特集 2026年8月17日

マイナーリーグのグッズが沼

マイナーがボクらを夢中にさせる!(むかしの情報誌風に)

ここ数年、マイナーリーグのグッズにはまっている。

なんでみんなヤンキースのキャップかぶってるんだろう。そんなあまのじゃくな気持ちがきっかけだった。

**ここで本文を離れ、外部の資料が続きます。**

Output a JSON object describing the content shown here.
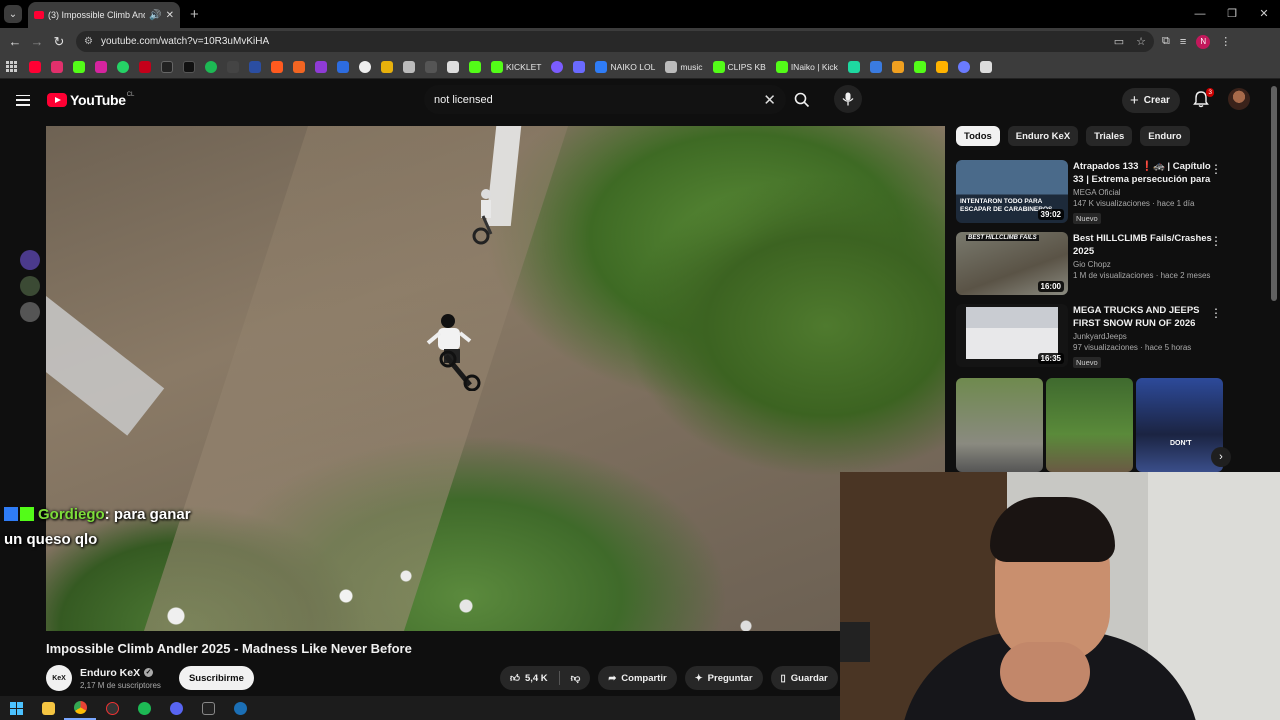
{
  "browser": {
    "tab_title": "(3) Impossible Climb Andler 2025 - Madness Like Never Before",
    "url": "youtube.com/watch?v=10R3uMvKiHA",
    "profile_initial": "N",
    "bookmarks": [
      {
        "label": "KICKLET",
        "color": "#53fc18"
      },
      {
        "label": "NAIKO LOL",
        "color": "#2f7cf6"
      },
      {
        "label": "music",
        "color": "#bbbbbb"
      },
      {
        "label": "CLIPS KB",
        "color": "#53fc18"
      },
      {
        "label": "INaiko | Kick",
        "color": "#53fc18"
      }
    ]
  },
  "youtube": {
    "logo_text": "YouTube",
    "region": "CL",
    "search_value": "not licensed",
    "create_label": "Crear",
    "notifications_count": "3"
  },
  "video": {
    "title": "Impossible Climb Andler 2025 - Madness Like Never Before",
    "channel_name": "Enduro KeX",
    "channel_logo_text": "KeX",
    "subscribers": "2,17 M de suscriptores",
    "subscribe_label": "Suscribirme",
    "likes": "5,4 K",
    "share_label": "Compartir",
    "ask_label": "Preguntar",
    "save_label": "Guardar"
  },
  "chat_overlay": {
    "username": "Gordiego",
    "message_line1": ": para ganar",
    "message_line2": "un queso qlo"
  },
  "chips": [
    "Todos",
    "Enduro KeX",
    "Triales",
    "Enduro"
  ],
  "recommendations": [
    {
      "title": "Atrapados 133 ❗🚓 | Capítulo 33 | Extrema persecución para ...",
      "channel": "MEGA Oficial",
      "stats": "147 K visualizaciones · hace 1 día",
      "duration": "39:02",
      "badge": "Nuevo",
      "thumb_text": "INTENTARON TODO PARA ESCAPAR DE CARABINEROS"
    },
    {
      "title": "Best HILLCLIMB Fails/Crashes 2025",
      "channel": "Gio Chopz",
      "stats": "1 M de visualizaciones · hace 2 meses",
      "duration": "16:00",
      "badge": "",
      "thumb_text": "BEST HILLCLIMB FAILS"
    },
    {
      "title": "MEGA TRUCKS AND JEEPS FIRST SNOW RUN OF 2026",
      "channel": "JunkyardJeeps",
      "stats": "97 visualizaciones · hace 5 horas",
      "duration": "16:35",
      "badge": "Nuevo",
      "thumb_text": ""
    }
  ],
  "short_caption": "DON'T",
  "colors": {
    "yt_red": "#ff0033",
    "background": "#0f0f0f",
    "chat_name": "#7ddc3a"
  }
}
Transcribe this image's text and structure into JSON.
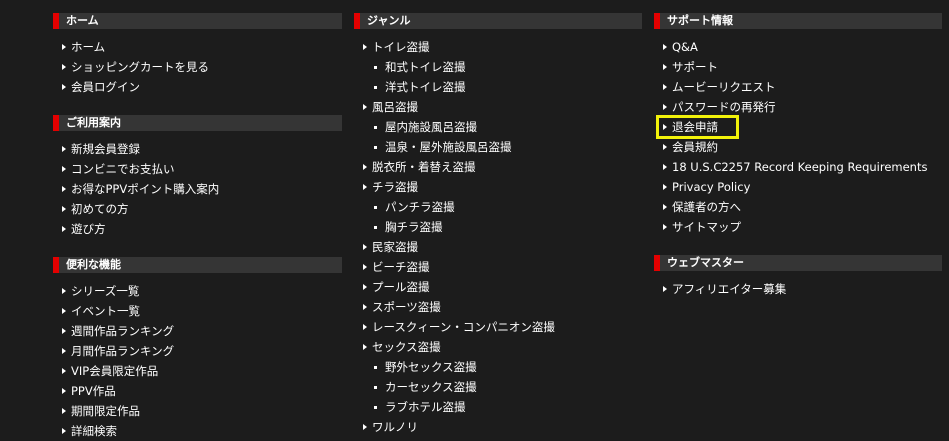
{
  "colors": {
    "background": "#1c1c1c",
    "header_bg": "#353535",
    "header_accent": "#e30000",
    "highlight": "#f2f20a",
    "text": "#ffffff"
  },
  "icons": {
    "arrow": "caret-right-icon",
    "bullet": "dot-icon"
  },
  "left": {
    "home": {
      "title": "ホーム",
      "items": [
        "ホーム",
        "ショッピングカートを見る",
        "会員ログイン"
      ]
    },
    "guide": {
      "title": "ご利用案内",
      "items": [
        "新規会員登録",
        "コンビニでお支払い",
        "お得なPPVポイント購入案内",
        "初めての方",
        "遊び方"
      ]
    },
    "features": {
      "title": "便利な機能",
      "items": [
        "シリーズ一覧",
        "イベント一覧",
        "週間作品ランキング",
        "月間作品ランキング",
        "VIP会員限定作品",
        "PPV作品",
        "期間限定作品",
        "詳細検索"
      ]
    }
  },
  "mid": {
    "genre": {
      "title": "ジャンル",
      "items": [
        {
          "label": "トイレ盗撮",
          "level": "main"
        },
        {
          "label": "和式トイレ盗撮",
          "level": "sub"
        },
        {
          "label": "洋式トイレ盗撮",
          "level": "sub"
        },
        {
          "label": "風呂盗撮",
          "level": "main"
        },
        {
          "label": "屋内施設風呂盗撮",
          "level": "sub"
        },
        {
          "label": "温泉・屋外施設風呂盗撮",
          "level": "sub"
        },
        {
          "label": "脱衣所・着替え盗撮",
          "level": "main"
        },
        {
          "label": "チラ盗撮",
          "level": "main"
        },
        {
          "label": "パンチラ盗撮",
          "level": "sub"
        },
        {
          "label": "胸チラ盗撮",
          "level": "sub"
        },
        {
          "label": "民家盗撮",
          "level": "main"
        },
        {
          "label": "ビーチ盗撮",
          "level": "main"
        },
        {
          "label": "プール盗撮",
          "level": "main"
        },
        {
          "label": "スポーツ盗撮",
          "level": "main"
        },
        {
          "label": "レースクィーン・コンパニオン盗撮",
          "level": "main"
        },
        {
          "label": "セックス盗撮",
          "level": "main"
        },
        {
          "label": "野外セックス盗撮",
          "level": "sub"
        },
        {
          "label": "カーセックス盗撮",
          "level": "sub"
        },
        {
          "label": "ラブホテル盗撮",
          "level": "sub"
        },
        {
          "label": "ワルノリ",
          "level": "main"
        }
      ]
    }
  },
  "right": {
    "support": {
      "title": "サポート情報",
      "items": [
        "Q&A",
        "サポート",
        "ムービーリクエスト",
        "パスワードの再発行",
        "退会申請",
        "会員規約",
        "18 U.S.C2257 Record Keeping Requirements",
        "Privacy Policy",
        "保護者の方へ",
        "サイトマップ"
      ]
    },
    "webmaster": {
      "title": "ウェブマスター",
      "items": [
        "アフィリエイター募集"
      ]
    }
  }
}
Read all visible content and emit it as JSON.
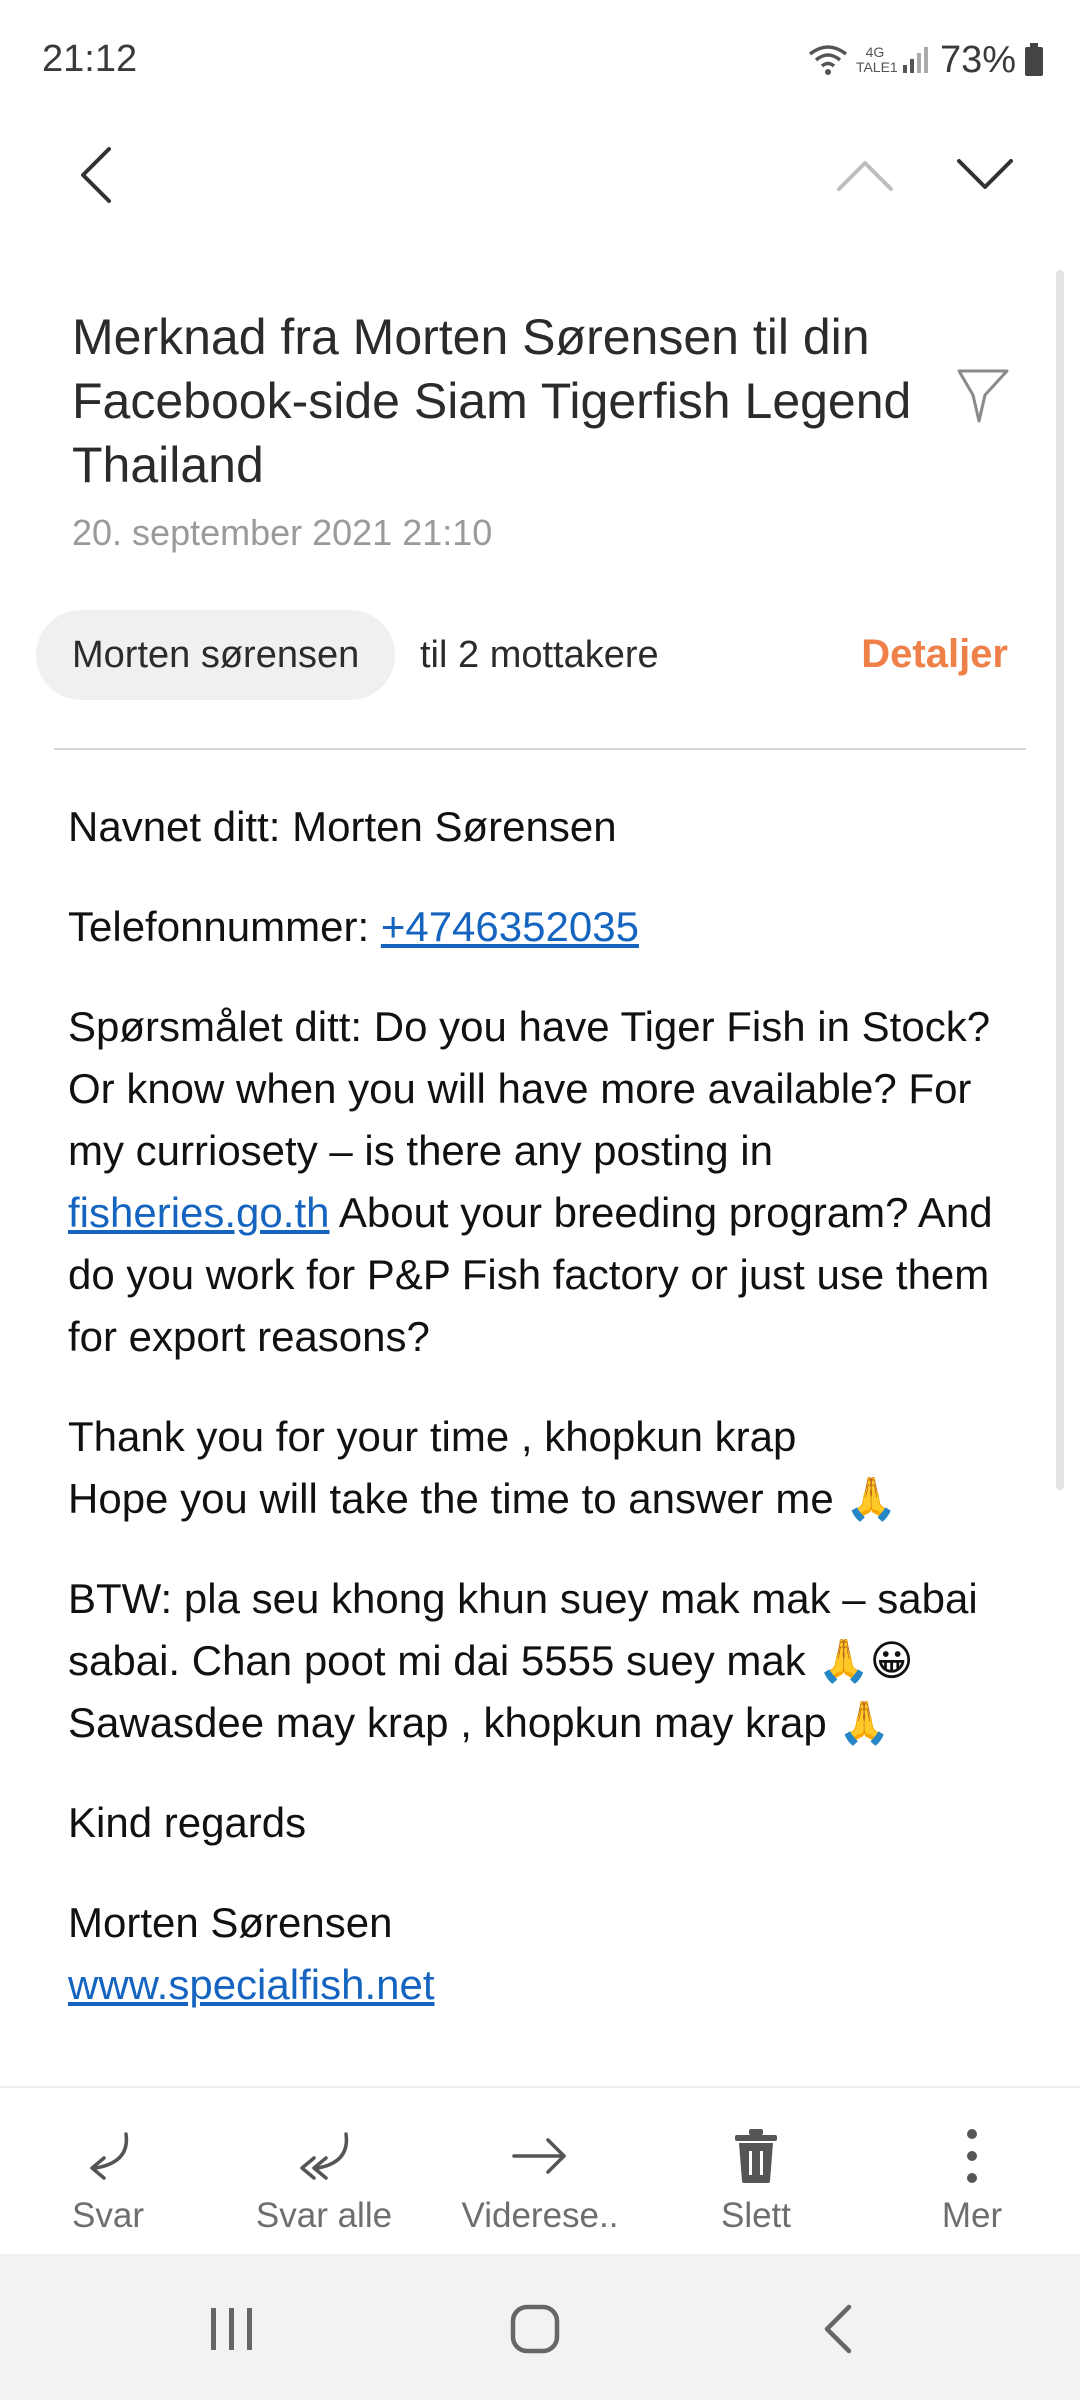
{
  "status_bar": {
    "time": "21:12",
    "network_top": "4G",
    "network_bottom": "TALE1",
    "battery": "73%"
  },
  "email": {
    "subject": "Merknad fra Morten Sørensen til din Facebook-side Siam Tigerfish Legend Thailand",
    "date": "20. september 2021  21:10",
    "sender": "Morten sørensen",
    "recipients": "til 2 mottakere",
    "details_label": "Detaljer",
    "body": {
      "name_line": "Navnet ditt: Morten Sørensen",
      "phone_label": "Telefonnummer: ",
      "phone": "+4746352035",
      "question_start": "Spørsmålet ditt: Do you have Tiger Fish in Stock? Or know when you will have more available? For my curriosety – is there any posting in ",
      "question_link": "fisheries.go.th",
      "question_end": " About your breeding program? And do you work for P&P Fish factory or just use them for export reasons?",
      "thanks_1": "Thank you for your time , khopkun krap",
      "thanks_2": "Hope you will take the time to answer me 🙏",
      "btw_1": "BTW: pla seu khong khun suey mak mak – sabai sabai. Chan poot mi dai 5555 suey mak 🙏😀",
      "btw_2": "Sawasdee may krap , khopkun may krap 🙏",
      "regards": "Kind regards",
      "signature_name": "Morten Sørensen",
      "signature_link": "www.specialfish.net"
    }
  },
  "actions": [
    {
      "label": "Svar",
      "icon": "reply-icon"
    },
    {
      "label": "Svar alle",
      "icon": "reply-all-icon"
    },
    {
      "label": "Viderese..",
      "icon": "forward-icon"
    },
    {
      "label": "Slett",
      "icon": "trash-icon"
    },
    {
      "label": "Mer",
      "icon": "more-vertical-icon"
    }
  ]
}
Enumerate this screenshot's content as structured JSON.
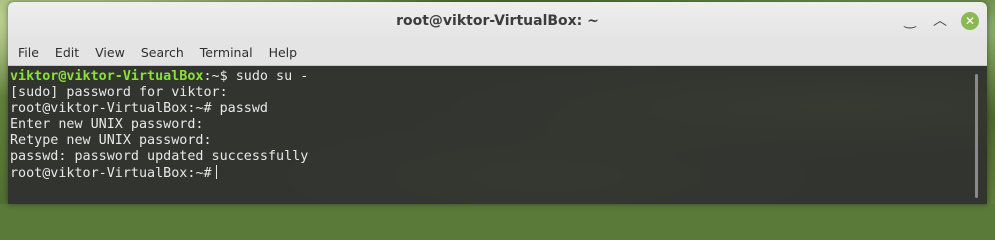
{
  "window": {
    "title": "root@viktor-VirtualBox: ~",
    "controls": {
      "minimize_icon": "‿",
      "maximize_icon": "︿",
      "close_icon": "✕"
    }
  },
  "menu": {
    "items": [
      "File",
      "Edit",
      "View",
      "Search",
      "Terminal",
      "Help"
    ]
  },
  "terminal": {
    "line1": {
      "prompt": "viktor@viktor-VirtualBox",
      "rest": ":~$ sudo su -"
    },
    "line2": "[sudo] password for viktor:",
    "line3": "root@viktor-VirtualBox:~# passwd",
    "line4": "Enter new UNIX password:",
    "line5": "Retype new UNIX password:",
    "line6": "passwd: password updated successfully",
    "line7": "root@viktor-VirtualBox:~#"
  },
  "colors": {
    "prompt_user": "#8ae234",
    "text": "#e8e8e8",
    "close_button": "#8ab954"
  }
}
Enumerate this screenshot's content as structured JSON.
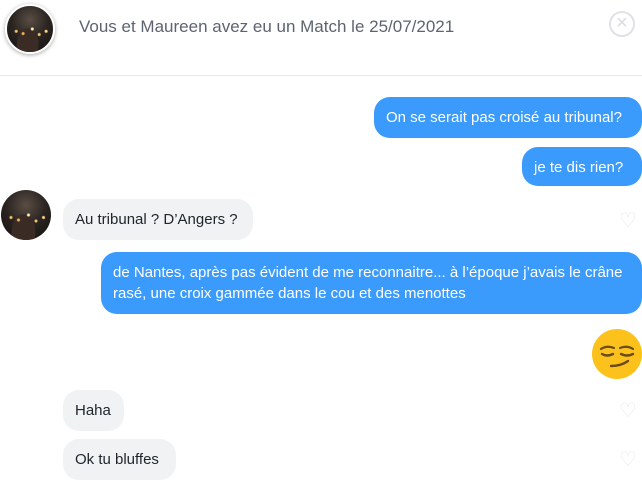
{
  "header": {
    "title": "Vous et Maureen avez eu un Match le 25/07/2021",
    "close_icon": "close-icon"
  },
  "messages": [
    {
      "side": "out",
      "text": "On se serait pas croisé au tribunal?"
    },
    {
      "side": "out",
      "text": "je te dis rien?"
    },
    {
      "side": "in",
      "text": "Au tribunal ? D’Angers ?"
    },
    {
      "side": "out",
      "text": "de Nantes, après pas évident de me reconnaitre... à l’époque j’avais le crâne rasé, une croix gammée dans le cou et des menottes"
    },
    {
      "side": "out",
      "emoji": "smirking-face"
    },
    {
      "side": "in",
      "text": "Haha"
    },
    {
      "side": "in",
      "text": "Ok tu bluffes"
    }
  ],
  "colors": {
    "outgoing_bubble": "#3a9bfd",
    "incoming_bubble": "#f1f2f4"
  }
}
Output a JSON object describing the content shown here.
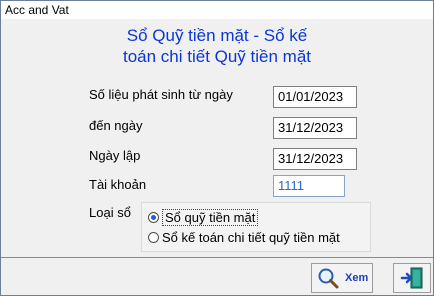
{
  "window": {
    "title": "Acc and Vat"
  },
  "header": {
    "line1": "Sổ Quỹ tiền mặt - Sổ kế",
    "line2": "toán chi tiết Quỹ tiền mặt"
  },
  "form": {
    "from_label": "Số liệu phát sinh từ ngày",
    "from_value": "01/01/2023",
    "to_label": "đến ngày",
    "to_value": "31/12/2023",
    "created_label": "Ngày lập",
    "created_value": "31/12/2023",
    "account_label": "Tài khoản",
    "account_value": "1111",
    "type_label": "Loại sổ",
    "types": [
      {
        "label": "Sổ quỹ tiền mặt",
        "selected": true
      },
      {
        "label": "Sổ kế toán chi tiết quỹ tiền mặt",
        "selected": false
      }
    ]
  },
  "buttons": {
    "view_label": "Xem",
    "view_icon": "magnifier-icon",
    "exit_icon": "exit-door-icon"
  }
}
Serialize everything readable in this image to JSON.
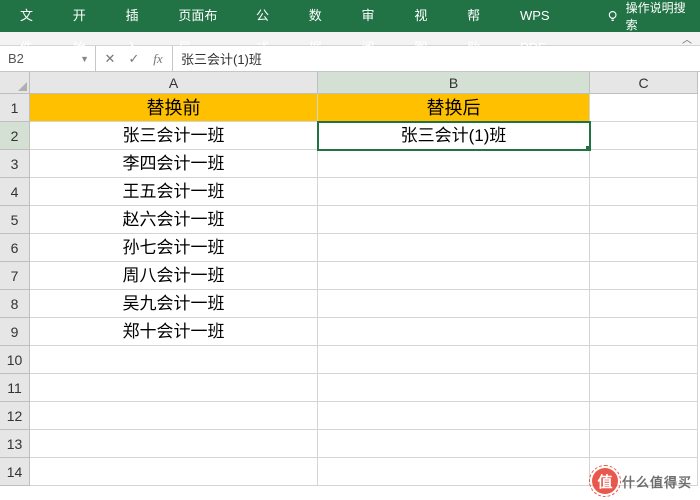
{
  "ribbon": {
    "tabs": [
      "文件",
      "开始",
      "插入",
      "页面布局",
      "公式",
      "数据",
      "审阅",
      "视图",
      "帮助",
      "WPS PDF"
    ],
    "hint": "操作说明搜索"
  },
  "formula_bar": {
    "name_box": "B2",
    "cancel": "✕",
    "confirm": "✓",
    "fx": "fx",
    "formula": "张三会计(1)班"
  },
  "columns": [
    "A",
    "B",
    "C"
  ],
  "header_row": {
    "A": "替换前",
    "B": "替换后"
  },
  "data_rows": [
    {
      "A": "张三会计一班",
      "B": "张三会计(1)班"
    },
    {
      "A": "李四会计一班",
      "B": ""
    },
    {
      "A": "王五会计一班",
      "B": ""
    },
    {
      "A": "赵六会计一班",
      "B": ""
    },
    {
      "A": "孙七会计一班",
      "B": ""
    },
    {
      "A": "周八会计一班",
      "B": ""
    },
    {
      "A": "吴九会计一班",
      "B": ""
    },
    {
      "A": "郑十会计一班",
      "B": ""
    }
  ],
  "total_rows": 14,
  "active_cell": "B2",
  "watermark": {
    "badge": "值",
    "text": "什么值得买"
  }
}
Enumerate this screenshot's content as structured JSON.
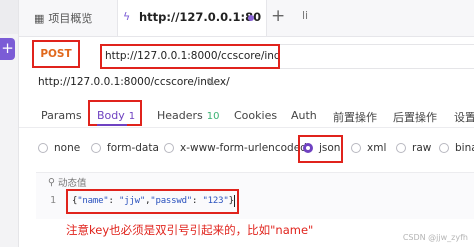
{
  "tabs": {
    "project": "项目概览",
    "active_url": "http://127.0.0.1:80",
    "more": "li"
  },
  "request": {
    "method": "POST",
    "url": "http://127.0.0.1:8000/ccscore/index/",
    "name": "http://127.0.0.1:8000/ccscore/index/"
  },
  "subtabs": [
    {
      "label": "Params"
    },
    {
      "label": "Body",
      "count": "1"
    },
    {
      "label": "Headers",
      "count": "10"
    },
    {
      "label": "Cookies"
    },
    {
      "label": "Auth"
    },
    {
      "label": "前置操作"
    },
    {
      "label": "后置操作"
    },
    {
      "label": "设置"
    }
  ],
  "body_types": [
    "none",
    "form-data",
    "x-www-form-urlencoded",
    "json",
    "xml",
    "raw",
    "bina"
  ],
  "selected_body_type": "json",
  "editor": {
    "dynamic_label": "动态值",
    "line_number": "1",
    "code_open": "{",
    "k1": "\"name\"",
    "v1": "\"jjw\"",
    "k2": "\"passwd\"",
    "v2": "\"123\"",
    "code_close": "}"
  },
  "note": "注意key也必须是双引号引起来的，比如\"name\"",
  "watermark": "CSDN @jjw_zyfh",
  "colors": {
    "accent": "#6f42c1",
    "highlight_box": "#e0231c",
    "method": "#e0681c",
    "count": "#3bb273"
  }
}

マイナーリーグまで広げればもっとクールなキャップがあるはず。そう思ってネットで探し始めたら、そんなカウンターであることを忘れて夢中になっている。
その魅力をちくちく語ります。

1971年東京生まれ。デイリーポータルZウェブマスター。主にインターネットと世田谷区で活動。
編著書は「死ぬかと思った」(アスペクト)など。イカの沖漬けが世界一うまい食べものだと思ってる。(動画インタビュー)

前の記事:AI漢字だけの湯飲み

> 個人サイト webやぎの目

野球の話)ドジャースやヤンキースはメジャーリーグ。 マイナーリーグのチームはメジャーの2軍の役割もあるけど、独立したチームとして運営されている。メジャーとは似てるけど違う世界がある、と思ってください。

魅力その1・モチーフがへん

野球チームにはマスコットがいる。メジャーなチームだと虎やライオン、鷹などチーム名のもとになったマスコットだが、マイナーリーグだと意外なモチーフがいる。なかでも気に入っているのがこれ。

おっさん

ただのおっさんではなく、セオドアルーズベルトだそうだ。
フリスコ・ラフライダーズというチームのマスコットでテディと呼ばれている。テディベアではなく元大統領だ。
ルーズベルトが率いていた義勇兵の部隊名がチーム名のもとになっているので、キャラクターもルーズベルトということになる。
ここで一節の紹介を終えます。